Round to n decimal places

Solution 1:

(i) Since the exact value of $\pi$ is unknown (and for a general constant for which, we aim to approximate), the error function is the one determining how many terms of the sequence should be regarded to keep the error below a threshold. Most often, an error bound is achievable instead of an exact error function.

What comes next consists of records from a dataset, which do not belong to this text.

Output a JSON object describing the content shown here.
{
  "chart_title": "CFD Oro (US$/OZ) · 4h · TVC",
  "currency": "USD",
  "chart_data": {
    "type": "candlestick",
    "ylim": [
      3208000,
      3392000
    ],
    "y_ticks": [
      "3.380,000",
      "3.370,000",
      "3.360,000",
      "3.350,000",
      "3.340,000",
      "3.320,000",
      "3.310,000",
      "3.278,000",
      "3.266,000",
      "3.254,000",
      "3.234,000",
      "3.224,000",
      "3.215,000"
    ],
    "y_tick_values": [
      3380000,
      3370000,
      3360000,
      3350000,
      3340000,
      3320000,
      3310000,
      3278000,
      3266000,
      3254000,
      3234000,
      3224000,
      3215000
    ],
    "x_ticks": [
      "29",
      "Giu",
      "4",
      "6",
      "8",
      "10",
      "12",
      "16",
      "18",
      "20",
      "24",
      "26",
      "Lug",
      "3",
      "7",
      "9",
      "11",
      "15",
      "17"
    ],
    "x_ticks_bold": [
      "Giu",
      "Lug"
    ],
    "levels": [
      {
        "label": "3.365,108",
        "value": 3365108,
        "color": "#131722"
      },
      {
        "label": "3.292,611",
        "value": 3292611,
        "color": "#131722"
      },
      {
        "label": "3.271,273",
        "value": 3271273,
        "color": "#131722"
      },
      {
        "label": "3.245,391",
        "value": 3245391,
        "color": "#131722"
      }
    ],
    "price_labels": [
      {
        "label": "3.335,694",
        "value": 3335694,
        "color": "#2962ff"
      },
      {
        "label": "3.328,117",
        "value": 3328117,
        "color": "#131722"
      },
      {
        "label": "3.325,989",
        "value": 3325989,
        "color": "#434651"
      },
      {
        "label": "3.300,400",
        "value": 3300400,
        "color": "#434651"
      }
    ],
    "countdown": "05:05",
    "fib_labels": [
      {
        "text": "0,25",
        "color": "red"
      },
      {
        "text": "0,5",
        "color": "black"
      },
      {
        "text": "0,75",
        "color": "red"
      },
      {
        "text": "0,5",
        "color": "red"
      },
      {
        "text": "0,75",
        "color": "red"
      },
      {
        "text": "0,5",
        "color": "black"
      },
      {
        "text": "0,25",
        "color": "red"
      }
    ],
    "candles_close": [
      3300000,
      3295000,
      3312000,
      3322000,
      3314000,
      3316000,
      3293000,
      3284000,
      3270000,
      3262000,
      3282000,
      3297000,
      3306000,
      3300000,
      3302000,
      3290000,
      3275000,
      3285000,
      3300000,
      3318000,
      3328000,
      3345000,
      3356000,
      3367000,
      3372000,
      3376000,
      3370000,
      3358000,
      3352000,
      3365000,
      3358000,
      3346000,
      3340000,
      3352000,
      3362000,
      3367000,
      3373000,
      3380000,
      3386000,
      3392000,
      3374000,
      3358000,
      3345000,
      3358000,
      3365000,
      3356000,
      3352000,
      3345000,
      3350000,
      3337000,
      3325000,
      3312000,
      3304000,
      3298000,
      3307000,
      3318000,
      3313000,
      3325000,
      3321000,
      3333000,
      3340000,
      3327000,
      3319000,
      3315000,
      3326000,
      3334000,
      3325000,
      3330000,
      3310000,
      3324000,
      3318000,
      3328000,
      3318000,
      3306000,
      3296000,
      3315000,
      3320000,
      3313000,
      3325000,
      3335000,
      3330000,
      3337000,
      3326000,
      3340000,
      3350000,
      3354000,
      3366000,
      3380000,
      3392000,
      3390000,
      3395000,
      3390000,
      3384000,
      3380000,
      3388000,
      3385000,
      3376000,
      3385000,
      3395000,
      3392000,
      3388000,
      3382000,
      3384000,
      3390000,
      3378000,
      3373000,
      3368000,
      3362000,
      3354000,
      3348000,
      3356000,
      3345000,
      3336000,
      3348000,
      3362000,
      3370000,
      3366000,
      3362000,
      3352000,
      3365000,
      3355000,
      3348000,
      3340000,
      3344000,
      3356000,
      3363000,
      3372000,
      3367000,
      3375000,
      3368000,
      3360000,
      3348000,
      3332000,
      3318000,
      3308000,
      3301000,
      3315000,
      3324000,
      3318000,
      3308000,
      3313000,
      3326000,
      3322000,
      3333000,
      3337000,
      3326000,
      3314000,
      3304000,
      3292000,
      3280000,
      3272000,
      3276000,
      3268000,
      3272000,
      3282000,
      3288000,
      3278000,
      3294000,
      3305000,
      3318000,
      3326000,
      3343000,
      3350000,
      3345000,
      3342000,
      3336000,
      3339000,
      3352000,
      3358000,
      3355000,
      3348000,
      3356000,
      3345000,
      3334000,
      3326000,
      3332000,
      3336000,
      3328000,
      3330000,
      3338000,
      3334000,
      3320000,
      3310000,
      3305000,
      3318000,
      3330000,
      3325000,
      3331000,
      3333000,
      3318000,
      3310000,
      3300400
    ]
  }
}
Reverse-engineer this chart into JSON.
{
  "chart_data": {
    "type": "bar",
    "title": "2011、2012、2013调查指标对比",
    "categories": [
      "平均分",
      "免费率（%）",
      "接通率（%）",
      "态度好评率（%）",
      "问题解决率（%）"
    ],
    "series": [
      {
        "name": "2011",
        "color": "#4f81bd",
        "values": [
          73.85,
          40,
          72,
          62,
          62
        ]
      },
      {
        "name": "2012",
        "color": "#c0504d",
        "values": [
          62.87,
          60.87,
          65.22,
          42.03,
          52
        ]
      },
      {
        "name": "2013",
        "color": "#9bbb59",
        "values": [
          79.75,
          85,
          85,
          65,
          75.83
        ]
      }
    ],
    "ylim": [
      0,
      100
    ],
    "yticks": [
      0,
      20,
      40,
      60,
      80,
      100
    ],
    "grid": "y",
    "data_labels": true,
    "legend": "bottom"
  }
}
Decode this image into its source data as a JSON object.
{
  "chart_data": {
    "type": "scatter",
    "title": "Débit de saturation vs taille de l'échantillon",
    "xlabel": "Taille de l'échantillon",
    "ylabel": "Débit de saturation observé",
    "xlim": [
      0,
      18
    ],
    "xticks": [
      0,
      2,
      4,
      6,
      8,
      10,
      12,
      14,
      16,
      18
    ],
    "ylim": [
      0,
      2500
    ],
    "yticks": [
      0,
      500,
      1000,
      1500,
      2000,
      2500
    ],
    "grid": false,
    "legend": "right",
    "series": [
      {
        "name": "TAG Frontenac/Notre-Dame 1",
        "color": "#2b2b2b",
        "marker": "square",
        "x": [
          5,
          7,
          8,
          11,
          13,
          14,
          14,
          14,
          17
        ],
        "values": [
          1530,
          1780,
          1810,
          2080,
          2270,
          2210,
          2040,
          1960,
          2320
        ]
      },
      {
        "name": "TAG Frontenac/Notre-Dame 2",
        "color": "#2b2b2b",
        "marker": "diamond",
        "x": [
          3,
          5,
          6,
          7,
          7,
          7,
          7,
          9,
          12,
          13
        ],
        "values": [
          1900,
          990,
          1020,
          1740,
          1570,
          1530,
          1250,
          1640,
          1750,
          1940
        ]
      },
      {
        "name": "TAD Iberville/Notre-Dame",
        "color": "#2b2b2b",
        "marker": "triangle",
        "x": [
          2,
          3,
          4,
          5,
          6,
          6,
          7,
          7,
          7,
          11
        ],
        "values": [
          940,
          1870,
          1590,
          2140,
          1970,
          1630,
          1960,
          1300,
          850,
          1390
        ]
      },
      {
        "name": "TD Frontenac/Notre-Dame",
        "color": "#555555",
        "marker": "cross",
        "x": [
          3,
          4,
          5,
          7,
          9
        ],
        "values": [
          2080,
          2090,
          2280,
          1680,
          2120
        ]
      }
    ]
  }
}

In this case $$ {\pi=\sum_{n=0}^\infty 4\frac{(-1)^n}{2n+1} \\ e(N)=\sum_{n=N+1}^\infty 4\frac{(-1)^n}{2n+1} } $$ hence $$ e(2N-1){=\sum_{n=2N}^\infty 4\frac{(-1)^n}{2n+1} \\= \sum_{n=N}^\infty 4\left[\frac{1}{4n+1}-\frac{1}{4n+3}\right] \\< \sum_{n=N}^\infty 4\left[\frac{1}{4n-1}-\frac{1}{4n+3}\right] \\=\frac{4}{4N-1} \\\implies |e(N)|<\frac{4}{2N+1} } $$ In this case, we wish $|e(N)|<5\times 10^{-5}$ which leads to a sufficient condition of $\frac{4}{2N+1}<5\times 10^{-5}$ or $N\ge 40000$.

(ii and iii)

For small errors and large $N$s, such round-ups are seldom important. However, to measure the error, no round-up is used and $b_{n+1}\leq \frac{5}{10^5}$ is preferred among all.